Al llegar a mis sesenta y... tantos años, leyendo la Biblia tropecé con este verso:
¡Setenta son los años que se nos conceden! Algunos incluso llegan a ochenta.
Pero hasta los mejores años se llenan de dolor y de problemas; pronto desaparecen, y volamos. Salmos 90:10 Medité… reflexioné, y me dí cuenta que ya no tengo mucho tiempo. Ese mismo día me encontré con este escrito:
“Conté mis años, y descubrí que tengo menos tiempo para vivir de aquí en adelante que el que viví hasta ahora…
Me siento como aquel chico que ganó un paquete de golosinas: las primeras las comió con agrado, deprisa, sin ninguna preocupación, pero cuando percibió que quedaban pocas, comenzó a saborearlas profundamente.
Ya no tengo tiempo para reuniones interminables, en las que se discuten estatutos, normas, procedimientos y reglamentos internos, sabiendo que no se va a lograr nada.
Ya no tengo tiempo para soportar a personas absurdas que, a pesar de su edad cronológica, no han crecido.
Ya no tengo tiempo para lidiar con mediocridades.

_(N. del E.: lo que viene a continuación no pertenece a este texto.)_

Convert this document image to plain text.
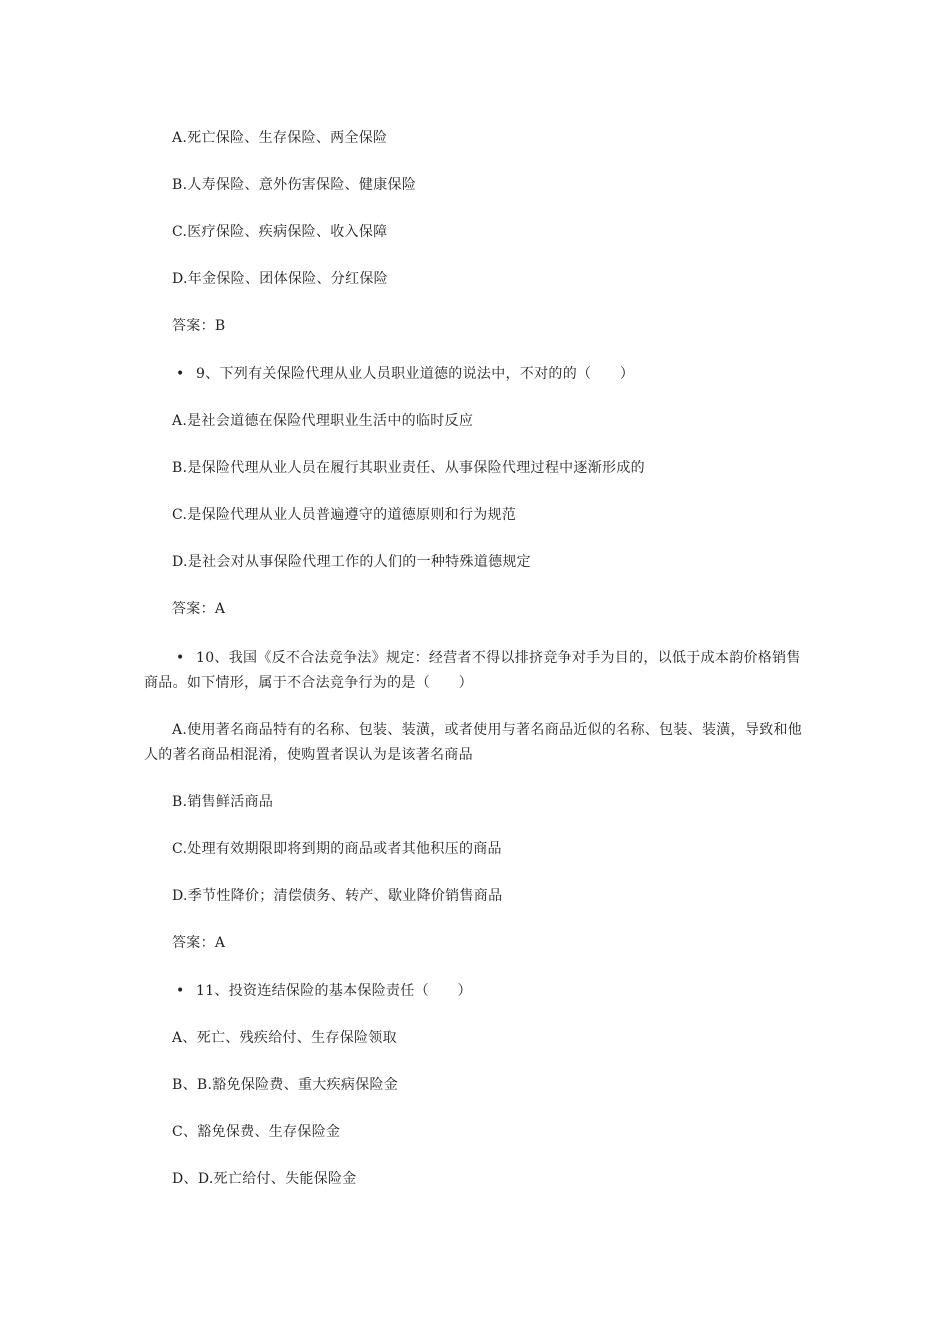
A.死亡保险、生存保险、两全保险
B.人寿保险、意外伤害保险、健康保险
C.医疗保险、疾病保险、收入保障
D.年金保险、团体保险、分红保险
答案：B
• 9、下列有关保险代理从业人员职业道德的说法中，不对的的（　　）
A.是社会道德在保险代理职业生活中的临时反应
B.是保险代理从业人员在履行其职业责任、从事保险代理过程中逐渐形成的
C.是保险代理从业人员普遍遵守的道德原则和行为规范
D.是社会对从事保险代理工作的人们的一种特殊道德规定
答案：A
• 10、我国《反不合法竞争法》规定：经营者不得以排挤竞争对手为目的，以低于成本韵价格销售
商品。如下情形，属于不合法竞争行为的是（　　）
A.使用著名商品特有的名称、包装、装潢，或者使用与著名商品近似的名称、包装、装潢，导致和他
人的著名商品相混淆，使购置者误认为是该著名商品
B.销售鲜活商品
C.处理有效期限即将到期的商品或者其他积压的商品
D.季节性降价；清偿债务、转产、歇业降价销售商品
答案：A
• 11、投资连结保险的基本保险责任（　　）
A、死亡、残疾给付、生存保险领取
B、B.豁免保险费、重大疾病保险金
C、豁免保费、生存保险金
D、D.死亡给付、失能保险金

No quiero estar en reuniones donde desfilan egos inflados.
No tolero a manipuladores y ventajistas.
Me molestan los envidiosos que tratan de desacreditar a los más capaces, para apropiarse de sus lugares, talentos y logros.
Detesto, si soy testigo, de los defectos que genera la lucha por un majestuoso cargo.
Las personas no discuten contenidos, solo los títulos.
Mi tiempo es escaso como para discutir títulos.